New AI research project focuses on brain-like systems for safer smart vehicles.

Publication date
25 Nov 2020

Sander Bohté, senior researcher neural networks in CWI’s Machine Learning group, has been awarded a grant of approximately 4M euros from the NWA programme “Research along Routes by Consortia”  for the research proposal “Perceptive acting under uncertainty: safety solutions for autonomous systems”. CWI will take the lead in this research project, in which breakthrough AI solutions will be developed -based on insights in human behavior- to seamlessly integrate smart vehicles in society.
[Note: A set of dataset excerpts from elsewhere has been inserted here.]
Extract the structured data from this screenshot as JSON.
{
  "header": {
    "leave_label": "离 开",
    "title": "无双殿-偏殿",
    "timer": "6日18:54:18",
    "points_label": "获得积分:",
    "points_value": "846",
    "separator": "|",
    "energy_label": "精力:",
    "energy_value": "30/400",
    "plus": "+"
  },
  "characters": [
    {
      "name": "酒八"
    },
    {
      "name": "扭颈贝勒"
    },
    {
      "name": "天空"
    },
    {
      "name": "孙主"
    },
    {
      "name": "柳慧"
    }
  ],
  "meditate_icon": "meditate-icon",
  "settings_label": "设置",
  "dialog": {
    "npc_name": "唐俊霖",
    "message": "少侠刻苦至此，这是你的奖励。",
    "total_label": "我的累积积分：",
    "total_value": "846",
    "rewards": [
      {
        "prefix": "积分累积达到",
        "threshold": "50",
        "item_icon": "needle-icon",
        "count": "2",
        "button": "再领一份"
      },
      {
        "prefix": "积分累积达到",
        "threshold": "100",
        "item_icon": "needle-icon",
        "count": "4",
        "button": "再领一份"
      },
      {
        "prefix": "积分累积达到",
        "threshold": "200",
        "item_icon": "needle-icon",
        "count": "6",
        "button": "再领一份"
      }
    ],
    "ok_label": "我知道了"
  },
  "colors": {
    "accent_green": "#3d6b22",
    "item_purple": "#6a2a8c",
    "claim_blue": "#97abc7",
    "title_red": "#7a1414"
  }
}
Bohté has formed a consortium with a wide range of partners from the academic, private and public sector.

Recent technologies like GPS, smartphones, smart wearables, drones, or self-driving vehicles are changing the way we interact with others in our environment. Smartphones have already become ubiquitous and indispensable, but other technologies, like drones and self-driving cars, are much more difficult to integrate. Self-driving cars for example behave annoyingly unpredictable for other drivers, and can fail dramatically in complex city environments.

Humans are good at predicting and responding to others’ behavior, machines are not. This is a major obstacle for integrating “smart” vehicles in our society. The consortium joins forces to take direct inspiration from principles employed in brains to chart out human behaviors to guide autonomous agents in society, following newly defined brain-inspired AI algorithms as well as laws and regulations.
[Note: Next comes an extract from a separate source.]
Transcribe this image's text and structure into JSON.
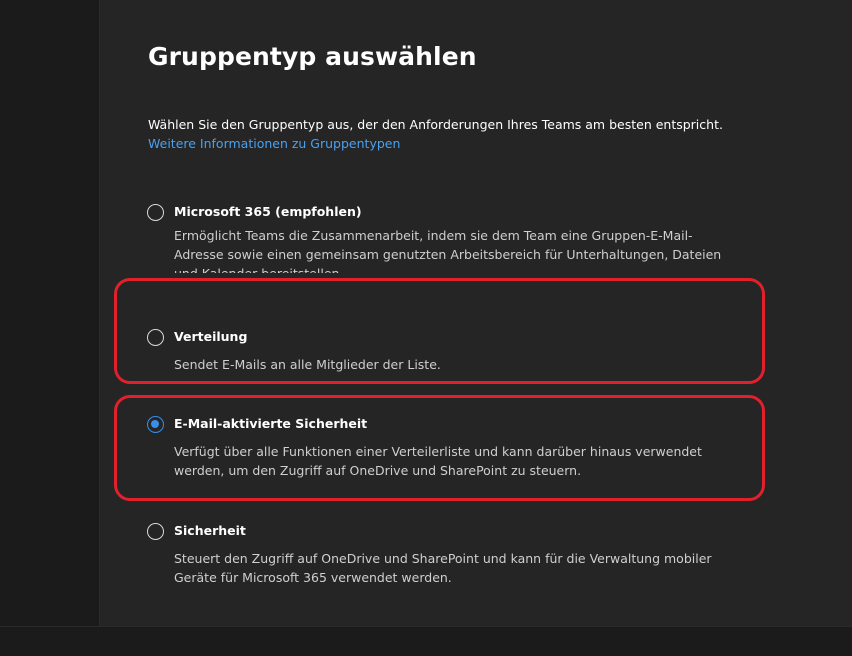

Sander Bohté: “I am really excited about the possibilities the NWA-ORC grant will offer our consortium. It allows us to develop insights from neuroscience and psychology to put society back "in-the-lead" in the rapid developments surrounding AI and smart vehicles. We focus on answering the question how humans, in particular "brains", deal with uncertainty in complex situations like traffic, and transfer these insights into both AI algorithms that are more predictable, and recommendations for the associated regulatory control frameworks that incentivizes such behavior. This human-centered approach will allow society to take back control: we strongly believe that societal needs should drive these far-reaching AI developments rather than the other way around."

Consortium

Centrum Wiskunde & Informatica (CWI), Radboud Universiteit, Donders Institute, TNO, Technische Universiteit Eindhoven, Technische Universiteit Delft, Universiteit van Amsterdam, NLR, IMEC, 2getthere, Instituut voor Wetenschappelijk Onderzoek Verkeersveiligheid (SWOV), Veilig Verkeer Nederland VVN, AI in motion, NXP Semiconductors, RDW, Luchtverkeersleiding Nederland LVNL, Thales, Ministerie van Justitie en Veiligheid, Rijkswaterstaat.